Ahem. Calms the nerves.

Calms the–COME ON, FOLKS! MOVE IT!

Yeesh. I may have a slight problem when it comes to driving in rush hour traffic. But seriously, the music does help. I play the piano, and though I’d rather play contemporary songs, such as “Let it Go” or “Pure Imagination,” I find myself rocking out to Symphony No. 5 I. Allegro Con Brio and drumming my fingers on the steering wheel to Pomp and Circumstance March No. 1 in D.

We also recently subscribed to the hard copy newspaper. To me, they both scream, “I’M AN ADULT!”

[So I threw it on the ground!]

I hope that made sense to you. If not, enlighten yourself with this ridiculous SNL short with Andy Samberg.

On Faith

At the beginning of the year in my Bible study, we pick out virtue cards from a deck and work on that particular virtue throughout the year. I swirled the cards around and plucked out generosity.

Interesting.

One, on a monetary level, I’ve been tightening my belt and encouraging Dr. H to do the same to build a cushion for when we buy a house. Three days after that, I was offered a full time position. You can read into the situation however you’d like, but to me, it was kind of, “Stop letting ‘house’ consume your thoughts, Monica. It’s okay if ‘house’ doesn’t happen when you want it to. No one’s going to die. Think about others first; give back.”

Two, on a personal level, I can be generous with my time, more specifically being present in the moment.

Want to know what gets my goat? It’s when I’m talking to someone and the person reaches for his or her phone to pull up goodness-knows-what. I can only imagine there’s someone else out there who feels the same way. I know I’ve done it speaking with Dr. H. In fact, a couple days ago, I wanted to show him this chateau that’s being renovated in the south of France. As I grabbed my phone off the kitchen counter, I realized what I’d done and told him it could wait. As he was on his way out for the night shift, that’s when I quickly pointed out the beautiful architecture, landscape, and hidden gems they’ve captured on their blog and Instagram.

Note: being generous with my time definitely extends beyond my marriage.

Lent has begun. And I completely missed out on making gumbo or something else Cajun-related for Mardi Gras, but that’s not the point now, is it?

During this season, we ask God to change our hearts. Fr. C explained a little bit about the different virtues, gifts, and charisms of the Holy Spirit, which can help us grow closer to Him and draw others to Him as well.
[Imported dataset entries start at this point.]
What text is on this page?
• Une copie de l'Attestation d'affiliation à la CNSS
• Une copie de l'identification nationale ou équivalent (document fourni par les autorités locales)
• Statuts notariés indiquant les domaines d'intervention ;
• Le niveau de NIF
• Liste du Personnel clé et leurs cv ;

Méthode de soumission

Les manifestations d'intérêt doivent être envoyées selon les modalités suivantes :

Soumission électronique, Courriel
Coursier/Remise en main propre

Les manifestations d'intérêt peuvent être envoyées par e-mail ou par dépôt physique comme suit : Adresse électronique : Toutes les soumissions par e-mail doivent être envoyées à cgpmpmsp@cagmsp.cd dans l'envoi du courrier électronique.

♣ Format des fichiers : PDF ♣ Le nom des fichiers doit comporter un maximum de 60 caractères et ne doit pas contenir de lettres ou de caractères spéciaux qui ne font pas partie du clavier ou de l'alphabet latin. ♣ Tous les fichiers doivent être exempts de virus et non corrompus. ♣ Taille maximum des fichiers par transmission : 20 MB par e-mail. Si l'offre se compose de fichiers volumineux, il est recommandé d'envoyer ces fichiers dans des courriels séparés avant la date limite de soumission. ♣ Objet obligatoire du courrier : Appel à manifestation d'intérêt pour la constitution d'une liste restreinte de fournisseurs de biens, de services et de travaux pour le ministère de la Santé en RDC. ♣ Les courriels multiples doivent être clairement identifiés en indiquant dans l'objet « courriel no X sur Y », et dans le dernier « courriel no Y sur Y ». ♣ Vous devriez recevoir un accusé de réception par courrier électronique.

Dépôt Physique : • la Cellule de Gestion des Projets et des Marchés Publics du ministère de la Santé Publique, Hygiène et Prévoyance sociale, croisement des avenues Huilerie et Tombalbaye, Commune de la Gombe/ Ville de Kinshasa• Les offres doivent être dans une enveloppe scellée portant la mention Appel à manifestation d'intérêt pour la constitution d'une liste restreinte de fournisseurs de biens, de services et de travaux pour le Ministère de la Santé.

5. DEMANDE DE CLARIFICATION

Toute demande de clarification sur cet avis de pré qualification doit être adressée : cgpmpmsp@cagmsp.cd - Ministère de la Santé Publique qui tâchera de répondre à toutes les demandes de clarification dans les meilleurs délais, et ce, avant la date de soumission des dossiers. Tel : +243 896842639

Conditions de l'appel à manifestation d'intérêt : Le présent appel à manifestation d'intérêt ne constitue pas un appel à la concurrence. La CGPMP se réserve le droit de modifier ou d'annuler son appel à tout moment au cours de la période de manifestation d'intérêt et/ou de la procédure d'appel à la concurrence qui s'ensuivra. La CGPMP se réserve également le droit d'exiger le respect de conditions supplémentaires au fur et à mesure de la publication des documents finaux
I’ll let you in on a secret: when I went through confirmation as a freshman in high school, I could’ve cared less about Catholicism. I was fulfilling the sacrament to please my mother and to check another “church thing” off my list. I never rebelled (the battle hymn of my tiger mother prevented that), but it wasn’t until I was 20 that I started taking my faith a little more seriously. I started asking questions and reading. A couple months after Dr. H (then, Mr. H) and I started dating, I knew something was different. Beyond his general good looks, big brain, and fun-loving personality, I was drawn to his faith. I knew back then that I’d need a strong faith leader in our home (yes, I knew within a couple months that I was going to marry Dr. H) and I’m completely blessed to say that’s still the case.
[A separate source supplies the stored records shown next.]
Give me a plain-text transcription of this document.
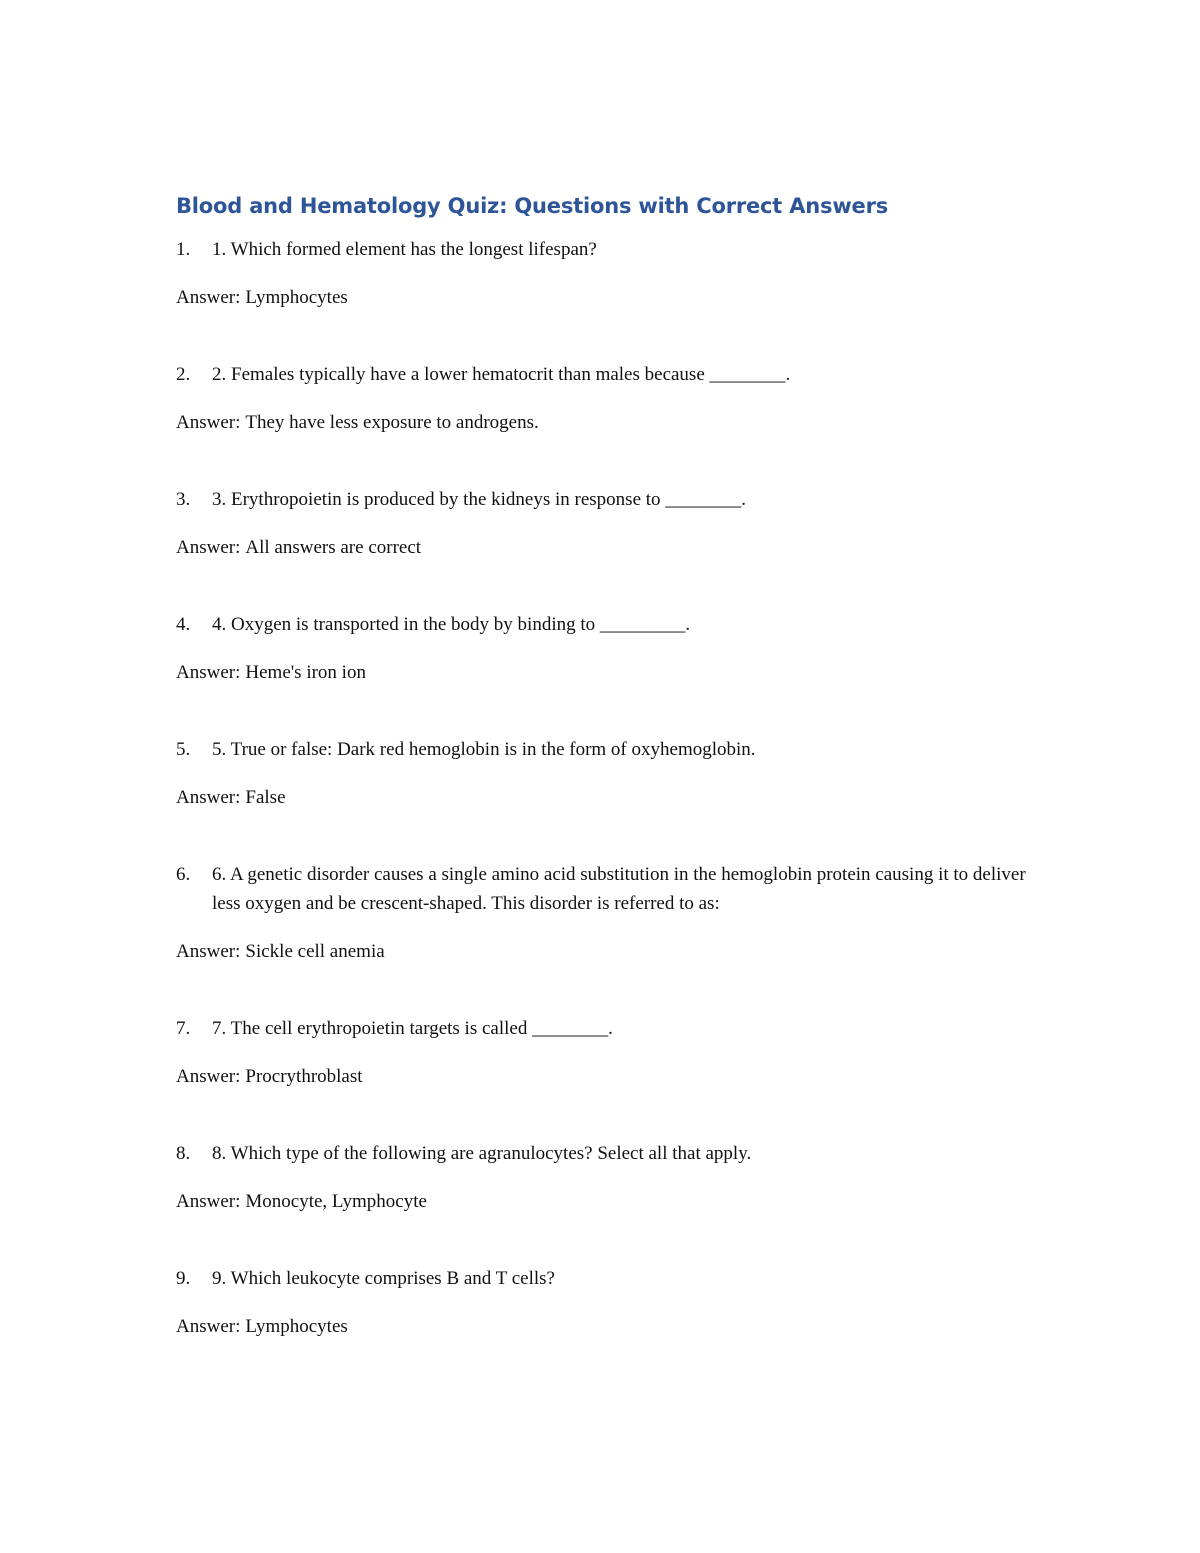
Blood and Hematology Quiz: Questions with Correct Answers

1.	1. Which formed element has the longest lifespan?

Answer: Lymphocytes

2.	2. Females typically have a lower hematocrit than males because ________.

Answer: They have less exposure to androgens.

3.	3. Erythropoietin is produced by the kidneys in response to ________.

Answer: All answers are correct

4.	4. Oxygen is transported in the body by binding to _________.

Answer: Heme's iron ion

5.	5. True or false: Dark red hemoglobin is in the form of oxyhemoglobin.

Answer: False

6.	6. A genetic disorder causes a single amino acid substitution in the hemoglobin protein causing it to deliver less oxygen and be crescent-shaped. This disorder is referred to as:

Answer: Sickle cell anemia

7.	7. The cell erythropoietin targets is called ________.

Answer: Procrythroblast

8.	8. Which type of the following are agranulocytes? Select all that apply.

Answer: Monocyte, Lymphocyte

9.	9. Which leukocyte comprises B and T cells?

Answer: Lymphocytes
Now, as for changing my heart, I’ve never really considered the virtues, gifts, or charisms–inherent or developed–in my life. Was I sick and missed that chapter in religious education that day? Well, here we go.

On Call

It’s becoming a pattern: I write when Dr. H is on night shift. But do you know what else is a pattern? I buy granola bars around this time as well. I guess it’s my concerted effort to make sure he has a healthy enough of a snack when the cafeteria closes at night. I’d rather he NOT be nocturnal–he’s missing out on sun!–but I think it’s starting to “get easier” when he’s off saving lives and I’m at home entertaining our cat. Or more likely, doing homework, housework, or both.

Mostly because I love him, trust Him, and know that life can’t stop just because we’re not together. I have a feeling I may eat my words when we have children, but for the time being, it’s really about cherishing each other in the time you’re given.